What to Expect When You First Contact
Most of these Private lenders don’t want to hear from you until you have an actual deal, but most of you will want to know you have funding before you put out offers on a property — And, you will want to know the costs of that funding so you can price it in to your action plan.
You should just expect that a private loan is going to cost you approximately 15% interest and 4-6 points up front. Count on that. If you’re putting up more money then you can negotiate better terms. Be prepared to be treated like a no-body. Every private lender I know tells me that they treat every first time caller like they just got out of their first real estate guru seminar. The only way to get funding on that first deal is to make contact with several private lenders and submit that property to all of them for funding.

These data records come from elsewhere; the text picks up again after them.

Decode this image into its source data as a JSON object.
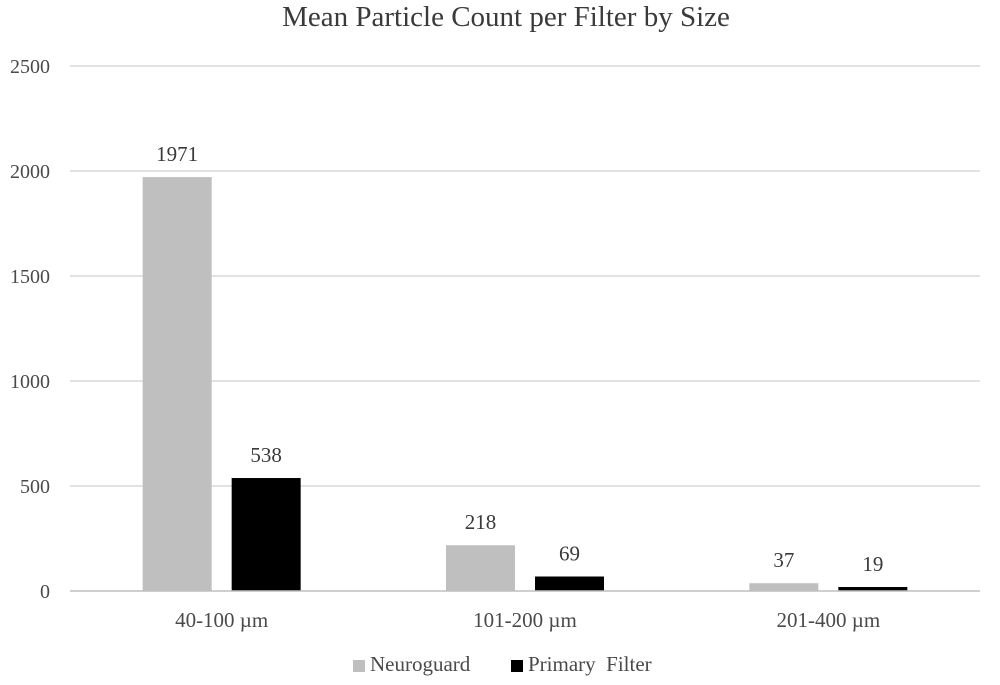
{
  "chart_data": {
    "type": "bar",
    "title": "Mean Particle Count per Filter by Size",
    "xlabel": "",
    "ylabel": "",
    "categories": [
      "40-100 µm",
      "101-200 µm",
      "201-400 µm"
    ],
    "series": [
      {
        "name": "Neuroguard",
        "values": [
          1971,
          218,
          37
        ],
        "color": "#bfbfbf"
      },
      {
        "name": "Primary  Filter",
        "values": [
          538,
          69,
          19
        ],
        "color": "#000000"
      }
    ],
    "ylim": [
      0,
      2500
    ],
    "yticks": [
      0,
      500,
      1000,
      1500,
      2000,
      2500
    ],
    "grid": true,
    "legend_position": "bottom",
    "data_labels": true
  }
}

BTW – There are posers in private lending too. There are people who just don’t have the actual resources to fund or have very limited funds. So, they can run out of money before they get to you, even though you’ve been given a pre-approval . . . be sure to have a back up!
Presenting The Deal
Private lenders are used to hearing big talkers and braggers and they will probably expect that you are more likely just another one, until proven otherwise. However, be professional and confident. Your professionalism will show in your deal presentation. Have it assembled when you first contact them for funding. Here’s what you should have:
- Property Address.
- Photos (as many as possible) of the subject property.
- List of repairs and associated costs.
- Good PROFESSIONAL comparable sales. These sales should have closed within the past 6 month and be no further than 1 mile away from the subject property. Do not use Zillow or some like website. Go to a realtor and if necessary, pay them $50 to put together a CMA for you.
- Rough schedule and exit strategy.
- Team member bios (Realtor, property manager, contractor etc.).
- Project summary: Neighborhood info. Incomes, population growth, jobs etc.
For one of my fundings, I showed the lender that the county’s average household income was over $90,000 and the median home price was just over $200,000. That came out to be a price to income ratio of just over 2 when normally anything under 3 is good. All that information is very easily accessable on your county’s website information found at Census.gov.
Build a Portfolio
Once you have deals under your belt, start documenting your success to present to future lenders. Some of them will say that they don’t care about you — they base their lending entirely on the property. But, I guarantee it makes them feel better to see that they have someone with some experience. It just might be the difference on getting funding for a tight deal.
It’s not difficult to do. Just compile a few choice pictures (before and after) and then include the HUD-1 form that you sign at closing when you purchased the home, and the HUD-1 that you signed at closing when you sold the home. Those forms will show the buying and selling information on the home for both transactions, to illustrate your profit or success. I once sought funding for a deal and had a lender turn me down. So I got the deal funded with another lender and it worked out. Upon completion of that deal I took the time to compile the information above and send it to the first lender with a professional note on how the project worked out. That lender funded my next project at a great rate and is now my preferred lender.